Violência infantil cresce 31% em Sorocaba
Escuta Especializada do Gpaci registra aumento de casos no primeiro semestre
Desde sua implantação, em setembro de 2021, o Serviço de Escuta Especializada do Gpaci (Grupo de Pesquisa e Assistência ao Câncer Infantil), realizado em parceria com a Prefeitura de Sorocaba e o Ministério Público, tem se consolidado como um importante mecanismo de acolhimento para crianças e adolescentes vítimas ou testemunhas de violência. O aumento dos atendimentos, no entanto, revela um dado preocupante: somente no primeiro semestre de 2025, o número de casos cresceu 31% em relação ao mesmo período do ano anterior, de 472 para 619.
A iniciativa é fruto de uma articulação com a promotora de Justiça da Vara da Infância e Juventude, Cristina Palma, e atende exclusivamente crianças e adolescentes de Sorocaba, embora funcione dentro do Gpaci, que recebe pacientes oncológicos de 47 municípios da região. A escuta não tem caráter investigativo, e sim protetivo e acolhedor, como explica a coordenadora do serviço, Giovanna Leme: “A criança só deve contar uma vez. Se ela precisar repetir o relato, cada vez que ela fala, ela revive o trauma.”
A equipe responsável pela escuta é formada por seis profissionais _ três psicólogos, dois assistentes sociais e uma coordenadora _ todos com formação específica, conforme determina a legislação. Os relatos são colhidos com cuidado, por meio de conversas, desenhos e brincadeiras, e transformados em relatórios encaminhados aos órgãos competentes, como o Conselho Tutelar, Centros de Atenção Psicossocial (Caps) e Delegacia de Defesa da Mulher (DDM).
Apesar da importância do serviço, a presidente do Gpaci, Maria Lúcia Neiva de Lima, admite surpresa com a demanda. “Nós nos assustamos com os números.
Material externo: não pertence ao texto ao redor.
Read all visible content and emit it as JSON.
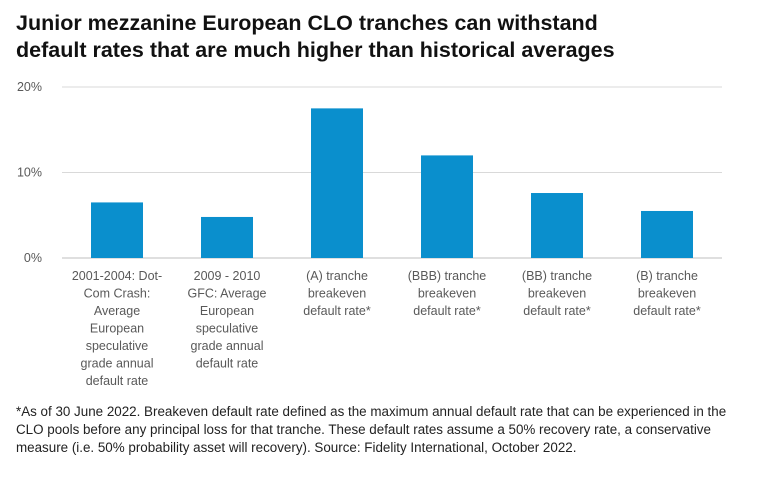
{
  "title_line1": "Junior mezzanine European CLO tranches can withstand",
  "title_line2": "default rates that are much higher than historical averages",
  "footnote": "*As of 30 June 2022. Breakeven default rate defined as the maximum annual default rate that can be experienced in the CLO pools before any principal loss for that tranche. These default rates assume a 50% recovery rate, a conservative measure (i.e. 50% probability asset will recovery). Source: Fidelity International, October 2022.",
  "colors": {
    "bar": "#0a8fcd",
    "grid": "#d9d9d9",
    "axis": "#bfbfbf",
    "text": "#595959"
  },
  "chart_data": {
    "type": "bar",
    "categories": [
      [
        "2001-2004: Dot-",
        "Com Crash:",
        "Average",
        "European",
        "speculative",
        "grade annual",
        "default rate"
      ],
      [
        "2009 - 2010",
        "GFC: Average",
        "European",
        "speculative",
        "grade annual",
        "default rate"
      ],
      [
        "(A) tranche",
        "breakeven",
        "default rate*"
      ],
      [
        "(BBB) tranche",
        "breakeven",
        "default rate*"
      ],
      [
        "(BB) tranche",
        "breakeven",
        "default rate*"
      ],
      [
        "(B) tranche",
        "breakeven",
        "default rate*"
      ]
    ],
    "values": [
      6.5,
      4.8,
      17.5,
      12.0,
      7.6,
      5.5
    ],
    "ylim": [
      0,
      20
    ],
    "yticks": [
      0,
      10,
      20
    ],
    "ytick_labels": [
      "0%",
      "10%",
      "20%"
    ],
    "grid": true
  }
}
Isso mostra que o problema é maior do que imaginávamos, mas também indica que mais crianças estão sendo ouvidas”, destaca.
Entre os tipos de violência registrados, o crescimento mais expressivo foi nos casos de agressão física, com alta de 38,7% _ de 155 em 2024 para 215 em 2025. Já os casos de violência sexual, embora tenham crescido 2,5%, seguem entre os principais motivos de encaminhamento: foram 247 registros neste ano. A maioria das agressões ocorre dentro do próprio lar: 540 casos, 143 a mais que no ano anterior.
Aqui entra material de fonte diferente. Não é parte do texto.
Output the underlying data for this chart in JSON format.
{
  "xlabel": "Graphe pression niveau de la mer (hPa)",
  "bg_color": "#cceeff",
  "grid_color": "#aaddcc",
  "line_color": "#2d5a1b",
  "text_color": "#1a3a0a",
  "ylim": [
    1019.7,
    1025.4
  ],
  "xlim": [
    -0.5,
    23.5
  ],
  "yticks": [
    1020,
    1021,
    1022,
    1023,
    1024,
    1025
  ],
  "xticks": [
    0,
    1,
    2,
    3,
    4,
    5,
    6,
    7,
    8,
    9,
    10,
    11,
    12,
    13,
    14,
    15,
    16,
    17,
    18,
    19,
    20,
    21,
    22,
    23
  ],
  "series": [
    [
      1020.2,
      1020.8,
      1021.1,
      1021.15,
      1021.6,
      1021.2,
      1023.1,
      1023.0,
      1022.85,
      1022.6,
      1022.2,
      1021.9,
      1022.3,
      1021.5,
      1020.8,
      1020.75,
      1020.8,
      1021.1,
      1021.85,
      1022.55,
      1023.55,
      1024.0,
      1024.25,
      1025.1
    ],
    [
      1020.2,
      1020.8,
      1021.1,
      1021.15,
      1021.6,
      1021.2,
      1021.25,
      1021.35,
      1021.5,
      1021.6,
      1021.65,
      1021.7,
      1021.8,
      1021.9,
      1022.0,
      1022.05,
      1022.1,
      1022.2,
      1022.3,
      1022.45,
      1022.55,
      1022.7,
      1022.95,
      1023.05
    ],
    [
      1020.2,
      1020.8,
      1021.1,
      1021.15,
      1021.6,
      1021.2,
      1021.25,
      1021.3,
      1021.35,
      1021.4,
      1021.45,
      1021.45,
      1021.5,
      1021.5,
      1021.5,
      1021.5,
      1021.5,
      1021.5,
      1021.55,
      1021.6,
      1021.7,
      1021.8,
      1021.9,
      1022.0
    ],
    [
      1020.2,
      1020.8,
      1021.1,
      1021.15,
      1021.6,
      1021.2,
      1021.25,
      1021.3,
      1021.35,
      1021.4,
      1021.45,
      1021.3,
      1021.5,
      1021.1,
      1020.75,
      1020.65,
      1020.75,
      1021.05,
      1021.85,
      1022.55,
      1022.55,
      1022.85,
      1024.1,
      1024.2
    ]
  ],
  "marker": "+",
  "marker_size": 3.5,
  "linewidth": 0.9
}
Para Giovanna, o aumento pode estar relacionado à maior conscientização da população e à visibilidade do serviço. “Antes, muitos casos não eram denunciados. Agora, com mais informação, as pessoas estão procurando ajuda. As escolas, conselhos tutelares e UBSs sabem como encaminhar essas crianças”, explica.
O perfil das vítimas também revela crescimento em todas as faixas etárias. Entre 0 e 5 anos foram 146 atendimentos (contra 102 em 2024), entre 6 e 11 anos, 275 (aumento de 48), e entre 12 e 17 anos, 198 (aumento de 55). O número de meninos atendidos também cresceu de forma significativa: de 154 para 251 _ alta de 63%.
A missão da equipe é garantir um espaço seguro para que as vítimas possam se expressar. “Precisamos ter preparo técnico e emocional. Quando nos assustamos com o relato da criança, ela entende que não deveria ter falado. E aí ela se cala”, alerta Giovanna.
Maria Lúcia reforça que divulgar o serviço é essencial, tanto para estimular denúncias quanto para inibir agressores. “Muita gente ainda não sabe que esse trabalho existe. Quanto mais pessoas souberem, mais protegidas estarão nossas crianças. É como no câncer: o primeiro passo é quebrar o silêncio e buscar ajuda.”
O Serviço de Escuta Especializada do Gpaci funciona das 7h às 19h, com possibilidade de atuação emergencial. Os atendimentos são feitos mediante encaminhamentos de escolas, unidades de saúde, conselhos tutelares e delegacias. Casos suspeitos de violência podem ser denunciados diretamente ao Conselho Tutelar.